The sprint towards 2030 goals will be fueled by integration and collaboration across the multilateral environmental agreements the Global Environment Facility serves. Following are excerpts from a panel discussion during the 71st GEF Council meeting in Uzbekistan, focused on the connections between nature, health, and resilience:
Rolph Payet, Executive Secretary of the Basel, Rotterdam, and Stockholm Conventions, said it was increasingly clear that pollution is inseparable from other environmental challenges that have long been viewed individually, such as biodiversity loss, land degradation, and climate change. “The Basel, Rotterdam, and Stockholm Conventions encapsulate the entire lifecycle of everything we produce, use, and sadly dispose of daily,” he said. “We need to make integration something more impactful – not because we have to tick a box, but because we should aspire to build a brave financing architecture that goes far beyond what we have done before.”
“GEF-9 must mark the moment when we stop treating pollution as a footnote to planetary health,” Payet said, stressing the need for an all-hands approach to challenges like food loaded with pesticides, PFAS-contaminated water, plastics all over the planet and in our bodies, and unmanaged landfills spewing methane gas into the atmosphere. “We need clear mechanisms that mobilize governments and the private sector to take action, innovate, and improve quality of life for everyone.”
Monika Stankiewicz, Executive Secretary of the Minamata Convention on Mercury, said the potency of mercury meant that efforts to reduce and prevent its use in gold mining, industry, and medical care including dentistry had wide-ranging impacts for the environment, as well as for human health. She welcomed efforts to integrate mercury considerations into efforts related to biodiversity, forests, supply chains, industry, and cities in the next GEF funding cycle.

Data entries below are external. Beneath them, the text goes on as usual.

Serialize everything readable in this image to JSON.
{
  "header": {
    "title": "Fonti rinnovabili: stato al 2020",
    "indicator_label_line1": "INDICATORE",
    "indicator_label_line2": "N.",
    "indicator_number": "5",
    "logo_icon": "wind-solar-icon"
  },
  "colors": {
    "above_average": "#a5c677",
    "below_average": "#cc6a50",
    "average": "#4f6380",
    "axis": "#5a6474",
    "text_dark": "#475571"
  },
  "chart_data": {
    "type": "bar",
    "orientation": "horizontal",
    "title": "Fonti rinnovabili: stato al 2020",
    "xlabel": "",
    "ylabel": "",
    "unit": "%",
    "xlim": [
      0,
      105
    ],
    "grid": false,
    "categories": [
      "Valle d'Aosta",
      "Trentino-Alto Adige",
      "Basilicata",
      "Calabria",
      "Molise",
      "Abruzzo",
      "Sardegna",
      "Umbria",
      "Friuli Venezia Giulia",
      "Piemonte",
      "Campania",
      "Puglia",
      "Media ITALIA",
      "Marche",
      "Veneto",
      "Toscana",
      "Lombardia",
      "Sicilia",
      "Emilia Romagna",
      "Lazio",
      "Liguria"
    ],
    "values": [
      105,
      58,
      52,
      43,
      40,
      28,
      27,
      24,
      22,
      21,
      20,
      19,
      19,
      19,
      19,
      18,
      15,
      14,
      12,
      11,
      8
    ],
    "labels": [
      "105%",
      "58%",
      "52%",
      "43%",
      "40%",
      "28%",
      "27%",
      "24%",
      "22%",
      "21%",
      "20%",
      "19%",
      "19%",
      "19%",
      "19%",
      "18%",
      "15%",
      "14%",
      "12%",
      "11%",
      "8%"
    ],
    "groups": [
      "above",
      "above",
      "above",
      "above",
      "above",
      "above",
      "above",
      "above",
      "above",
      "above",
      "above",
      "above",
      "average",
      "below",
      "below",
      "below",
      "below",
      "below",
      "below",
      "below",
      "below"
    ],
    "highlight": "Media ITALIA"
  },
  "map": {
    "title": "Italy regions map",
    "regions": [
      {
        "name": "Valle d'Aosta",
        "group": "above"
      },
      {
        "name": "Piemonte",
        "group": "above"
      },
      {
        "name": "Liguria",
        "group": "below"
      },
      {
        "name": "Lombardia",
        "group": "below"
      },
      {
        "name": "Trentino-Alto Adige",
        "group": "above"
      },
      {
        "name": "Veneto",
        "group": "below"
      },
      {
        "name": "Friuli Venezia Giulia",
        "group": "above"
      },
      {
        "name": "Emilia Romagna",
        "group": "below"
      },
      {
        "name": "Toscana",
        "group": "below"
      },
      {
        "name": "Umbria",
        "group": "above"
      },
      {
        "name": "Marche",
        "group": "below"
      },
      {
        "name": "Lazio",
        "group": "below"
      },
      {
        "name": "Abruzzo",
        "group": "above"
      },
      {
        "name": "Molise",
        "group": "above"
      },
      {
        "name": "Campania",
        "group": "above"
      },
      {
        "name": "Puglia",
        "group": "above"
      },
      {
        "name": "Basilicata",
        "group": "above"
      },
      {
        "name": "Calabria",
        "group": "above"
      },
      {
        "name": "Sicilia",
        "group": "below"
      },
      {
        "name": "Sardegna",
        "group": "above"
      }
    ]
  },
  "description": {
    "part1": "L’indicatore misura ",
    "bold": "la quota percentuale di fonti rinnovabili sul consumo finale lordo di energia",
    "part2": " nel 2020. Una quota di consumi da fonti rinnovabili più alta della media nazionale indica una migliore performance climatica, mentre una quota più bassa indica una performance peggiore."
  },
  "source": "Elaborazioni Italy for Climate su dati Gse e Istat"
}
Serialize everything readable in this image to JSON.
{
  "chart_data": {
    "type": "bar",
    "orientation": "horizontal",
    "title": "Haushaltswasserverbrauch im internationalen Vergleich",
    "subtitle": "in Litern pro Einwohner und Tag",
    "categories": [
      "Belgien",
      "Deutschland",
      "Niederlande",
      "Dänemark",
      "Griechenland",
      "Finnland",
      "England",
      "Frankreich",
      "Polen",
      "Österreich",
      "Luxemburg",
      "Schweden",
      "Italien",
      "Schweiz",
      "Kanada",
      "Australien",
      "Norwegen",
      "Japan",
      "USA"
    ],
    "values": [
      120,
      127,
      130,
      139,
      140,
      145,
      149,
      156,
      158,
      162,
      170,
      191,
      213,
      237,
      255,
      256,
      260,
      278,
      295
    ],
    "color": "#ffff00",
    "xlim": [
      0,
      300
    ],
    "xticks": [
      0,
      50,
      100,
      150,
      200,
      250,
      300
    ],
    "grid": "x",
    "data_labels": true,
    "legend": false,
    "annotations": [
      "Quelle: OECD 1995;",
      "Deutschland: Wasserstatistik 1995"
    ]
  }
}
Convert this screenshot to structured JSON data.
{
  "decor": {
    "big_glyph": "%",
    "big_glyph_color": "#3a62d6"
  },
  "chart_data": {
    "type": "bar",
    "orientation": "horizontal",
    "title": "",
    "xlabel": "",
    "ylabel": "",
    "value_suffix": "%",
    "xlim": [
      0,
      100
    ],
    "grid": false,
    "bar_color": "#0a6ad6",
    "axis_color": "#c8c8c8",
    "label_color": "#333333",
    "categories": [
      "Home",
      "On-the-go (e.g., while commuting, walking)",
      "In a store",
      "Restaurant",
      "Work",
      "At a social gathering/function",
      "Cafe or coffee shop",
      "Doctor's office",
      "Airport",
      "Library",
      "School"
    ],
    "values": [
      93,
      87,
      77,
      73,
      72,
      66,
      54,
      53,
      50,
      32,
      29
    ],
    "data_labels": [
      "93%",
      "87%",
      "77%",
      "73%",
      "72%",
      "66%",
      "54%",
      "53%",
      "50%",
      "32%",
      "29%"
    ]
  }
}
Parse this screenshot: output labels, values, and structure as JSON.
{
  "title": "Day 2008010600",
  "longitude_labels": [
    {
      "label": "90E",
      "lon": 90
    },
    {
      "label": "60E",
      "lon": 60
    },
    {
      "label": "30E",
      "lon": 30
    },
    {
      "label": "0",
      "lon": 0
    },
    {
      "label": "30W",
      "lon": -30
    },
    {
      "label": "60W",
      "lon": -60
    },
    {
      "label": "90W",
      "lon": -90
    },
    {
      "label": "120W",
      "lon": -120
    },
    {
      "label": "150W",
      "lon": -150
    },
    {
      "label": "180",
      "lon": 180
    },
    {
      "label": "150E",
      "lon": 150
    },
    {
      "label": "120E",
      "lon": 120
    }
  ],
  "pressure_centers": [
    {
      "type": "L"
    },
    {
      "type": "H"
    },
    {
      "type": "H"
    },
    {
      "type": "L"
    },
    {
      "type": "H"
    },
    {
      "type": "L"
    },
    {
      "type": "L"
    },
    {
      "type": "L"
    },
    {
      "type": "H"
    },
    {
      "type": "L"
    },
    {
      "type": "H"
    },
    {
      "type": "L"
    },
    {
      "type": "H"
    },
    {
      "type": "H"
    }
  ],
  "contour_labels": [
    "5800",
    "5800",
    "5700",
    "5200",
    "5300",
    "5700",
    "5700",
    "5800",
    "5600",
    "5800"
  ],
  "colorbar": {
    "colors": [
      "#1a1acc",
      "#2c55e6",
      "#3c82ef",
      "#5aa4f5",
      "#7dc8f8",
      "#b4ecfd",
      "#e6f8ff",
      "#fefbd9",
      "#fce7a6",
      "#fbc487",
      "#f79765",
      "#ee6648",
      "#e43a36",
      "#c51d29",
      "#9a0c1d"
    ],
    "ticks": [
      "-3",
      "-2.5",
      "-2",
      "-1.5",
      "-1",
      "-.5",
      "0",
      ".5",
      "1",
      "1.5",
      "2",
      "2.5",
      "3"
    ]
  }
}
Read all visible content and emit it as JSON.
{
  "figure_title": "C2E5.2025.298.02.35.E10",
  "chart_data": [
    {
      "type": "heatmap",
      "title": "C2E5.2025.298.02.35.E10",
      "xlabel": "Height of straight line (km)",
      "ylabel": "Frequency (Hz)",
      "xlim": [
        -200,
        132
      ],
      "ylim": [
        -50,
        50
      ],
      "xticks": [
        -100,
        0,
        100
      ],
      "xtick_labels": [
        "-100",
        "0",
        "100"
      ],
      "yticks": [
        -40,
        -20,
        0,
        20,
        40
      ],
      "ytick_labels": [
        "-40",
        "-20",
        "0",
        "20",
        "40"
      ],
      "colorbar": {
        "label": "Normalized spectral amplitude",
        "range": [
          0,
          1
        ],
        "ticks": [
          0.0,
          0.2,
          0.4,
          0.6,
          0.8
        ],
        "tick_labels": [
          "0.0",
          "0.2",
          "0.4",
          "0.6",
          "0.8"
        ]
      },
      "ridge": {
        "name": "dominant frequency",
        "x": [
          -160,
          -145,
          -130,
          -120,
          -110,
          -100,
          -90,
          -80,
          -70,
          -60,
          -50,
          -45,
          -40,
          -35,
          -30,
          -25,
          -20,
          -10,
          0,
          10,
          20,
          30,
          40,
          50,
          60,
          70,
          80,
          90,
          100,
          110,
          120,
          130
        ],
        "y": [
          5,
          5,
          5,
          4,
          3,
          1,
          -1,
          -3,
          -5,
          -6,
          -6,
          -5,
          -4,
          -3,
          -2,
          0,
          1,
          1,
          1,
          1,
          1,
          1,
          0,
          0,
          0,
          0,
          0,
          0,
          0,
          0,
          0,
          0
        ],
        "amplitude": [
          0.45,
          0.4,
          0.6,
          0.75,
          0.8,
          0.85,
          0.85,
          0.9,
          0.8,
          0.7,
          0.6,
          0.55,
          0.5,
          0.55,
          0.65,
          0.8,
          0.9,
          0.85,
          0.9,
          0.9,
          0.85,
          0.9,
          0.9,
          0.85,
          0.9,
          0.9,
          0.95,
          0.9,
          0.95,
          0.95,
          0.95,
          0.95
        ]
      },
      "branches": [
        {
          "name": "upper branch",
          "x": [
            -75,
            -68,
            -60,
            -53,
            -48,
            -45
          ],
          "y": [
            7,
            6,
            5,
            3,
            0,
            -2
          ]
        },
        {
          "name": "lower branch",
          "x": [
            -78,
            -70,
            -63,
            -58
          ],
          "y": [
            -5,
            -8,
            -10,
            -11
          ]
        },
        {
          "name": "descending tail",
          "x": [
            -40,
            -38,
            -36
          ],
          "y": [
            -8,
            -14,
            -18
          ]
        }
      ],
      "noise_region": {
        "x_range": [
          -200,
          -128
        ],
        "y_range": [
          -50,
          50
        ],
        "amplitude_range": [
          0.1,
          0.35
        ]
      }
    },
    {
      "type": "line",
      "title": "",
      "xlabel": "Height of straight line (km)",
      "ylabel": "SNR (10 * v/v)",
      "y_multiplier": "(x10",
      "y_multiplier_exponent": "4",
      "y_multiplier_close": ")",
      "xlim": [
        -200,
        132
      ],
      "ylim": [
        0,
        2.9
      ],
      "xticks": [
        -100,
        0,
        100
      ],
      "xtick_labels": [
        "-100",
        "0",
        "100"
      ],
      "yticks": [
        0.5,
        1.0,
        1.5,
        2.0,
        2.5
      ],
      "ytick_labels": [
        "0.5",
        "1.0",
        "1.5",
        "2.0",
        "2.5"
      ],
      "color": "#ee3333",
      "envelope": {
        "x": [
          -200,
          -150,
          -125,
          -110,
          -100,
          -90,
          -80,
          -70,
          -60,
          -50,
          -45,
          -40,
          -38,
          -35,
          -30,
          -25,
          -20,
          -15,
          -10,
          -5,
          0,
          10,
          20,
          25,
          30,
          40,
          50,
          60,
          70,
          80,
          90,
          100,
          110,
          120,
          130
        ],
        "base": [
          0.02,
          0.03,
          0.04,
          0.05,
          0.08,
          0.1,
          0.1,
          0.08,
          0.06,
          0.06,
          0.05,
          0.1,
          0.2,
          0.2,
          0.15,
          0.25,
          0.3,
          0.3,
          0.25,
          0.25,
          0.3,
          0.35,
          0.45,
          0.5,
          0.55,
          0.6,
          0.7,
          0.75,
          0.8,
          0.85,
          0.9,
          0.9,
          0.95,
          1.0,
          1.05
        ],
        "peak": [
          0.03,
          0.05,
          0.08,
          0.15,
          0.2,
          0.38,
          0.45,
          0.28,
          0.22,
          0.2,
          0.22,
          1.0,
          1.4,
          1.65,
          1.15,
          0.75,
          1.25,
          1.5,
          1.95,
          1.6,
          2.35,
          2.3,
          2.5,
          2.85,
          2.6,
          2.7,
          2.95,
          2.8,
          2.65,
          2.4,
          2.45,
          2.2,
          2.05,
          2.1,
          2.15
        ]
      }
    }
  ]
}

“Next year the convention will have its 10th anniversary, and a strong early GEF-9 investment would send a powerful signal,” Stankiewicz said, noting that action on mercury can complement progress towards biodiversity targets, as small-scale mining often takes place in biodiverse areas. “Cutting mercury and other pollution is not a standalone cost. It is a driver of co-benefits for biodiversity and for the climate,” she said.
Daniele Violetti, Senior Director at the UN Framework Convention on Climate Change, said the GEF-9 funding period aligned with a critical moment when countries are working towards a new collective qualified goal on climate finance. “One of the most important expectations for GEF-9 is the ability to deploy scarce grant-based resources strategically and catalytically, so the success of GEF-9 should increasingly focus not only on the finances it provides directly, but on how effectively it mobilizes and complements larger sources of finance across the broader climate finance infrastructure,” he said.
“Countries are increasingly opting for a whole-of-economy approach to implementation, integrating climate objectives across sectors and development priorities,” he said. “GEF-9 programs provide an important opportunity to translate that comparative advantage into more coherent implementation and amplify climate outcomes across the broader environmental agenda.”
Asad Naqvi, Director for Implementation Support at the Convention on Biological Diversity, said the fast-approaching 2030 deadline for the Kunming-Montreal Global Biodiversity Framework – aligned with the end of the GEF-9 period – brought into focus the need to work in a collaborative, integrated way to tackle the root causes of challenges and demonstrate the wide economic and societal benefits from investing in environmental renewal and sustainability.
“All of these challenges that we are trying to solve are interconnected challenges,” he said, stressing the importance of efforts underway to build stronger synergies between environmental conventions and to clearly show how GEF-funded efforts create jobs, boost competitiveness, and build resilience. “I think it's very important to measure how many hectares of land are protected, but it is also important to see what is making so many other hectares of land go into desertification, or become degraded.”
Cathrine Mutambirwa, Program Coordinator for Land Degradation Neutrality and Land Restoration at the UN Convention to Combat Desertification, noted successes from large and cross-cutting GEF investments such as the Great Green Wall Initiative, the Blue and Green Islands Integrated Program, and work across the Zambezi River Basin, and welcomed efforts to build partnerships and work across sectors to address the drivers of drought and damage and open up new investment opportunities related to drylands.
“The GEF has invested significantly in avoiding, reducing, and reversing land degradation through conservation, sustainable land management, and restoration of degraded lands. This is concrete proof that this partnership delivers for people and the planet,” she said. “The work ahead is urgent, but our partnership is strong. UNCCD and its parties look forward to delivering together a GEF-9 that the world's land-users can feel in healthier soils, more resilient harvests, and restored hope.”
The six multilateral environmental conventions the GEF serves are the Agreement on Marine Biological Diversity of Areas Beyond National Jurisdiction, the Convention on Biological Diversity, the Minamata Convention on Mercury, the Stockholm Convention on Persistent Organic Pollutants, the UN Convention to Combat Desertification, and the UN Framework Convention on Climate Change.